宿場のようす

598 ~ 598

新町宿では、駅伝馬二五匹・人夫二五人と公定されていたが、常備の馬一八匹・人足二一人でつとめた。大名行列など常備人馬で不足の場合には、近郷の村三四ヵ村が助郷として定められている。稲積村は軒役三六軒で伝馬費用を負担しており、一八軒の合家(あいや)(別家)は伝馬の義務がなく、宿手当はもらっていることでたびたび争いとなり、天明(てんめい)元年(一七八一)、年に馬二匹分として籾(もみ)九俵を出すことで和解している。

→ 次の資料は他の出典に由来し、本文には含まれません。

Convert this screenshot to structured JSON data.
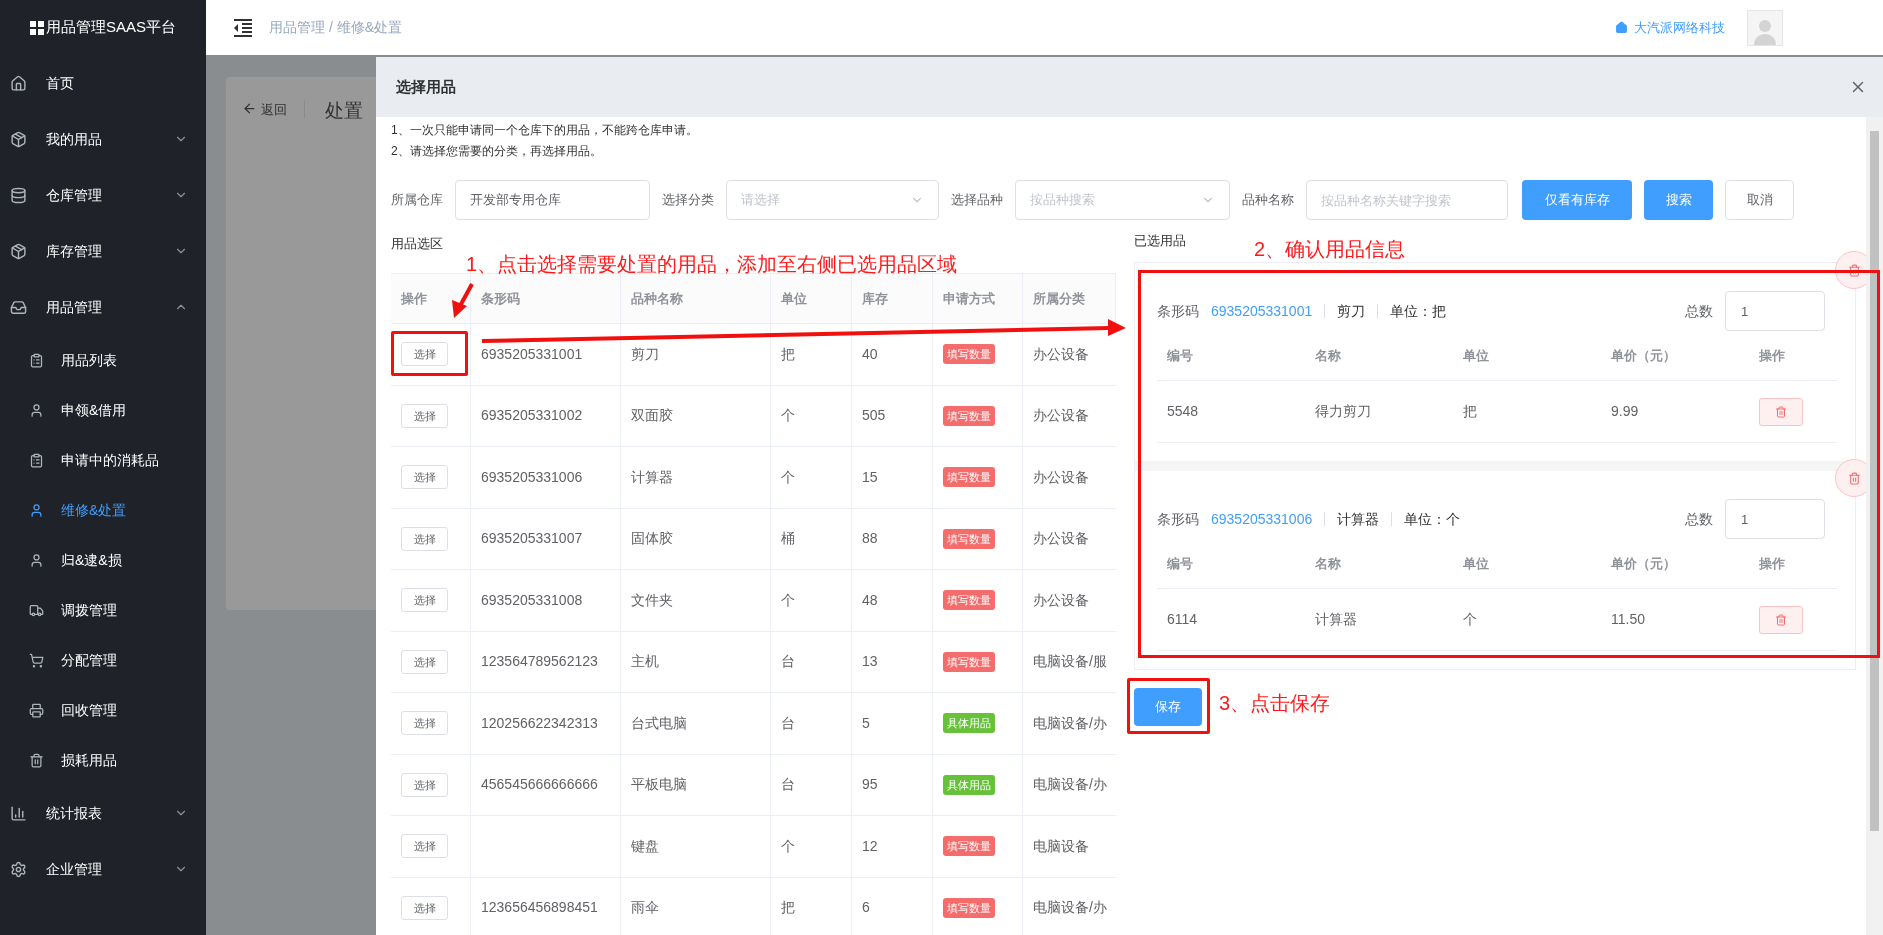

 問屋は宿場の中心であり、年寄(としより)・馬指(うまざし)の役人を置いて費用は村入用で負担した。稲積・吉沢家、徳間・八木家、東条・松田家が問屋をつとめており、とくに吉沢家は本陣を兼ねた新町宿の筆頭問屋であった。また、新町宿には脇(わき)本陣は置かれていないが、一般の宿場旅籠(はたご)は数軒あり、現在も屋号で呼ばれている。明治十一年(一八七八)、鶴賀新地に新設された長野遊廓に移った新潟楼はそれまで新町宿で水茶屋を営んでいた。しかし、新町宿は善光寺宿に近いため、北からの旅人は夕刻遅くなっても通過し、朝は善光寺宿の早立ちで泊り客も少なく、宿場としての生業(なりわい)がたたないと、何回も宿場返上の願いを起こしたほどであった。